2008-07-25

Man, Mood, and Fate

What the streams and currents of the River of a tale amount to

The three determinants of the random actions of a tale are man, mood, and fate. Another way to say this is man, world, and fate; I consider the ‘world’ of objects and setting to be implied in the word ‘man,’ because every man is born from his world and acts within it; the world shapes the man and the man shapes the world.

Another word for these three is genre.

The man (plus world) gives us our basic setting.
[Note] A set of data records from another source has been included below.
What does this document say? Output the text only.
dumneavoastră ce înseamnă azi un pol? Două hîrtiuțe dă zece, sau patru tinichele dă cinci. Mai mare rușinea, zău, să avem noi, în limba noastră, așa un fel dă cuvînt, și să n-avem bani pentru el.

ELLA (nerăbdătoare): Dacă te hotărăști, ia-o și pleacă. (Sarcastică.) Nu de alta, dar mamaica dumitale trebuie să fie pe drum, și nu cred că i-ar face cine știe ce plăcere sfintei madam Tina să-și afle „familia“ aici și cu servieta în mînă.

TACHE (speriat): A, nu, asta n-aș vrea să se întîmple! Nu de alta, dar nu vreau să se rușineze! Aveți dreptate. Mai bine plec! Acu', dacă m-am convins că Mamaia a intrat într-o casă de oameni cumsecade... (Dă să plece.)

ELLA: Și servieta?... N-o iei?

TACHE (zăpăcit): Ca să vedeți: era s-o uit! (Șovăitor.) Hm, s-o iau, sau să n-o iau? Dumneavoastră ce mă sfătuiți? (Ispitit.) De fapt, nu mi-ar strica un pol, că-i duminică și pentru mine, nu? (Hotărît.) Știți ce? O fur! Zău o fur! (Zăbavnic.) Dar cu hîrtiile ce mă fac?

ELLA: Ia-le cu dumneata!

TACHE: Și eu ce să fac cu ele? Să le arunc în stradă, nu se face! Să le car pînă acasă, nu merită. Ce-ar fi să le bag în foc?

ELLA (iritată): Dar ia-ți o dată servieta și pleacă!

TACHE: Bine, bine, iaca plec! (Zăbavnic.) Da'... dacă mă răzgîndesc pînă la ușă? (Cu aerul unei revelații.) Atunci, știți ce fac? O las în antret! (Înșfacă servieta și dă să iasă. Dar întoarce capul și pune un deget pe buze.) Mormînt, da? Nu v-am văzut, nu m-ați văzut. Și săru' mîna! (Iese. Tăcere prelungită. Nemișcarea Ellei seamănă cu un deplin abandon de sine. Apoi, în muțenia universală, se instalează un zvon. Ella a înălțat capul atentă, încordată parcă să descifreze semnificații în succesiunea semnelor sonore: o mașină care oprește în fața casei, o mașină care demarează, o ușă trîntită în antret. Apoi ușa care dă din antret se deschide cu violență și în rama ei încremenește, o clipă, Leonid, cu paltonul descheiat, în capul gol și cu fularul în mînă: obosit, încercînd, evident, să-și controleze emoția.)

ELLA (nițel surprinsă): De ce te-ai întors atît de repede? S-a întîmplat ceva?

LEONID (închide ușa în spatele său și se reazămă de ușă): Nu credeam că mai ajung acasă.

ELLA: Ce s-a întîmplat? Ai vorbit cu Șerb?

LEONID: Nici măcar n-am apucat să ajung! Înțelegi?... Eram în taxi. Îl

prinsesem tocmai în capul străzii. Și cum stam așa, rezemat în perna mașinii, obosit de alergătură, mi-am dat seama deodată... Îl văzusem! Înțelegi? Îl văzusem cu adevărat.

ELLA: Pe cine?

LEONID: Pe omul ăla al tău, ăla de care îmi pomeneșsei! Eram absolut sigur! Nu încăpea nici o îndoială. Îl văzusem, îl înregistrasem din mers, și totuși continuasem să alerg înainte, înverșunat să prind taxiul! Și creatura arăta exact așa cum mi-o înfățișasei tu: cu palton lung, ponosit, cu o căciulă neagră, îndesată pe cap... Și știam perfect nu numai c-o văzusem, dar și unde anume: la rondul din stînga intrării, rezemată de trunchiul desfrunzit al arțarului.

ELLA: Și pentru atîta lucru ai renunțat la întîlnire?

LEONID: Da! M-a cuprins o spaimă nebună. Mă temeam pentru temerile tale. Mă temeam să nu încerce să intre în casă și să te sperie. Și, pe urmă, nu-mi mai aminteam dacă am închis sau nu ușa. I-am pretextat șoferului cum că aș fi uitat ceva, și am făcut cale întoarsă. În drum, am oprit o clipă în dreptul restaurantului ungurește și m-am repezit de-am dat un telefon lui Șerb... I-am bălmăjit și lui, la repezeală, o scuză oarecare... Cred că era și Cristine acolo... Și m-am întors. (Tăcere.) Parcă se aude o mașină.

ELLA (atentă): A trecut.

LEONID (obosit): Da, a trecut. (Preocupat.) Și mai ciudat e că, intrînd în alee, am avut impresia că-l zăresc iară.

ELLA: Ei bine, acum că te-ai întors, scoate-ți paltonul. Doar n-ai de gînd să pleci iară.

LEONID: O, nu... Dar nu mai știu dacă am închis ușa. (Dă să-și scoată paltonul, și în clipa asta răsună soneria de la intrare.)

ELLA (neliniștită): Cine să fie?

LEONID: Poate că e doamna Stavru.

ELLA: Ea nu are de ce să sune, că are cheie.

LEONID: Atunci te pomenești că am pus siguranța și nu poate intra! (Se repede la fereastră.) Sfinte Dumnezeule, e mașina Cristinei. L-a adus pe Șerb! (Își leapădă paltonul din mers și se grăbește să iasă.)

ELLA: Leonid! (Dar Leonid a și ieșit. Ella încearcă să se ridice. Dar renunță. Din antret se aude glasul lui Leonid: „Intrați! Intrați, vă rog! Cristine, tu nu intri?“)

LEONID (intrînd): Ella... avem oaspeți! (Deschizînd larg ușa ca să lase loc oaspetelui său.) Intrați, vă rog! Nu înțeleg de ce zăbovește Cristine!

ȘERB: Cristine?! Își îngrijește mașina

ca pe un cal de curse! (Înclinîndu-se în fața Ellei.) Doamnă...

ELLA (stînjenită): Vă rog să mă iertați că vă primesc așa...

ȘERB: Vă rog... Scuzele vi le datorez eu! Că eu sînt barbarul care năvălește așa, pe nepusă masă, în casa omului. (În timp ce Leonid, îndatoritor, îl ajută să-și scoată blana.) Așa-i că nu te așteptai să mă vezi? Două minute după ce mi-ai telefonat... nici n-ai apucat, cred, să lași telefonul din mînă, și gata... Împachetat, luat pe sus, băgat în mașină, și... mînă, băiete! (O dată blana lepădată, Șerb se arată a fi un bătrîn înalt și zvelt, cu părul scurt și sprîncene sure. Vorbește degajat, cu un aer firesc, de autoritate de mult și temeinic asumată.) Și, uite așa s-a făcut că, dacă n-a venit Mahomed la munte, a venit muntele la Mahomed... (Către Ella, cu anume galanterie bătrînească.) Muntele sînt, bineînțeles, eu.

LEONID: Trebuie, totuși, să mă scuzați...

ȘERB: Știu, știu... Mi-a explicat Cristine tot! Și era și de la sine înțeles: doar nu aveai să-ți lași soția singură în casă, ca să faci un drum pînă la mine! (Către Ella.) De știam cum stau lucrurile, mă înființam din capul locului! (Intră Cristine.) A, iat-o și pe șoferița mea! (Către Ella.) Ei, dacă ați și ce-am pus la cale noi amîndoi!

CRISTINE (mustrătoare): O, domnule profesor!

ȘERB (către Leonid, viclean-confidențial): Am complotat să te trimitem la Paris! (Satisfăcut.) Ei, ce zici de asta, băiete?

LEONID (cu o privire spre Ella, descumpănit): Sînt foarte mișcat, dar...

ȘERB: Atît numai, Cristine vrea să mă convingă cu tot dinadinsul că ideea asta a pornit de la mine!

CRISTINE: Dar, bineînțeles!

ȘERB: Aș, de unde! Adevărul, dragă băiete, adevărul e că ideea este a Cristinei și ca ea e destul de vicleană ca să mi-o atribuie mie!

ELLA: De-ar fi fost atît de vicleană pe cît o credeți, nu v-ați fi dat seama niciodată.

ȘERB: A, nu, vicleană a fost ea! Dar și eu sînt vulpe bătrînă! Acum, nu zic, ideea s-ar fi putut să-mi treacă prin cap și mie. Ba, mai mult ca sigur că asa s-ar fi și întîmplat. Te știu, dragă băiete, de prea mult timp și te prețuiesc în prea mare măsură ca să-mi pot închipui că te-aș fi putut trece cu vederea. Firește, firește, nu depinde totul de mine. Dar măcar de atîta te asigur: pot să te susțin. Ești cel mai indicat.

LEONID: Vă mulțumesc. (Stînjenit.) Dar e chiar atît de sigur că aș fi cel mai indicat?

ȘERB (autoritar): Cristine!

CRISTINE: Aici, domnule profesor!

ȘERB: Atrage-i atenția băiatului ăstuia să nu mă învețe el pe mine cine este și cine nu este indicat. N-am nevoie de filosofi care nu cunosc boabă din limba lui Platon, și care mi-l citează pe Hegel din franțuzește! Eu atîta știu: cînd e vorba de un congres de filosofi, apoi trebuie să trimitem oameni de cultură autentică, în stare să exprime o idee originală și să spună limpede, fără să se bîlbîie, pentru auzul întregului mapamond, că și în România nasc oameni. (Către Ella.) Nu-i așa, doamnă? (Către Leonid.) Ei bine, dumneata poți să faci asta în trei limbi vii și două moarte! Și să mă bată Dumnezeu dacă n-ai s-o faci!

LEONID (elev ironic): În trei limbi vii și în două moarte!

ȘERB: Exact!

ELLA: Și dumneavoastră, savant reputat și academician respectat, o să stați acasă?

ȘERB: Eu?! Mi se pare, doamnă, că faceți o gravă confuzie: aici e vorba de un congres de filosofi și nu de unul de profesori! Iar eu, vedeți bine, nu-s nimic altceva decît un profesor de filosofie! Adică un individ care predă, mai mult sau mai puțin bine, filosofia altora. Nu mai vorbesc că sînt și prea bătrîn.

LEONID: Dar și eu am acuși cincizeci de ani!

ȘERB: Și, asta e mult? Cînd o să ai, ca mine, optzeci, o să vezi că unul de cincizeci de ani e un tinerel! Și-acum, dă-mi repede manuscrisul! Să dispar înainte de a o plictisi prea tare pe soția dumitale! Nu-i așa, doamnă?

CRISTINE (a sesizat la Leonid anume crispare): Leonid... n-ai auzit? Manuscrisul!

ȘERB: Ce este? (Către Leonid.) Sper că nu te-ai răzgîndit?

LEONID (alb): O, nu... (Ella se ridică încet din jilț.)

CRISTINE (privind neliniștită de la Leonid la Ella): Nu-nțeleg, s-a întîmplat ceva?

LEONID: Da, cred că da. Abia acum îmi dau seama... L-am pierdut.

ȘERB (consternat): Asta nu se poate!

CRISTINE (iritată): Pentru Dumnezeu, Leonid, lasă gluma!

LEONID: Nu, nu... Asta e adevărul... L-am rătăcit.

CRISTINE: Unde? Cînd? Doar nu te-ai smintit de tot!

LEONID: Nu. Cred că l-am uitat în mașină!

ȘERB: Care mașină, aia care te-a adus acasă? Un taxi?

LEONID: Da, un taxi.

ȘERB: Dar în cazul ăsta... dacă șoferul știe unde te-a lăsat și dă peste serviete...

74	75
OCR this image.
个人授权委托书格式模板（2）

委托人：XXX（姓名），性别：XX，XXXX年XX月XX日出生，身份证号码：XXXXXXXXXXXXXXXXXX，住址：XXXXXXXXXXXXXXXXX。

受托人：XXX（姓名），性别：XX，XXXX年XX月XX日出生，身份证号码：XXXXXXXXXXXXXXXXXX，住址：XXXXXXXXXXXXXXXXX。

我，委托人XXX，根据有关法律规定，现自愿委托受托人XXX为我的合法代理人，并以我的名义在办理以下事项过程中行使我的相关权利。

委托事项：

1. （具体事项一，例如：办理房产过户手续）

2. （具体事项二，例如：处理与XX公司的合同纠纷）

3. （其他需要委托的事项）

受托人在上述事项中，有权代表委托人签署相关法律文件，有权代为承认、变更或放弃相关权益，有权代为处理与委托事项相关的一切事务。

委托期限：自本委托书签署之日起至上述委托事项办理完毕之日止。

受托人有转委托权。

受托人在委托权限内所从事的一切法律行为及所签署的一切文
The mood gives us the answer to the question of how the talesman considers his man, whether he takes him seriously or lightly; if the tale be comedy or tragedy, in short. ‘Fate’ is the Rider, the talesman himself, as he turns and twists and forces his story threads toward the ending he has in mind. (Not every talesman knows his end when he sets out with us on the journey, but as he completes the stages, he gets a better and better idea of where the tale seems to be headed, and where it wants to go, and against this he has to decide whether to let the tale take its ‘natural course’ — and thus probably surprise none of its readers — or whether to put the spurs in and twist the bridle, and try to aim the tale in some other direction.)

So the talesman takes his Man, and considers him against the background of his Setting, the time and place in which he lives. The notion of ‘genre’ implies that some time-and-place settings are visited by more talesmen more often than others; these frequentations score, if you will, ‘grooves’ in the platter of eternity. Both talesmen and we in the audience grow familiar with these settings, having visited them often in other tales, and the sum of these tales creates a mythos of the setting.

Next, the talesman adjusts his Mood anent his man. Will he take him in all seriousness, will he joke around, will he think to invert the usual ways of looking at this man his time & place? The fresher a genre (or the fresher this new turning to it) is, the more traditional the Mood; but when a genre has been often visited recently in the past, both talesmen and audiences tire of it, and won’t be satisfied with any traditional or usual approach unless it is conducted with rare élan and brio.

Finally, the talesman uses Fate, which is in the end his own controlling hand, to ensure that the twists and turns of the tale are most entertaining according to how the talesman considers his audience will find them.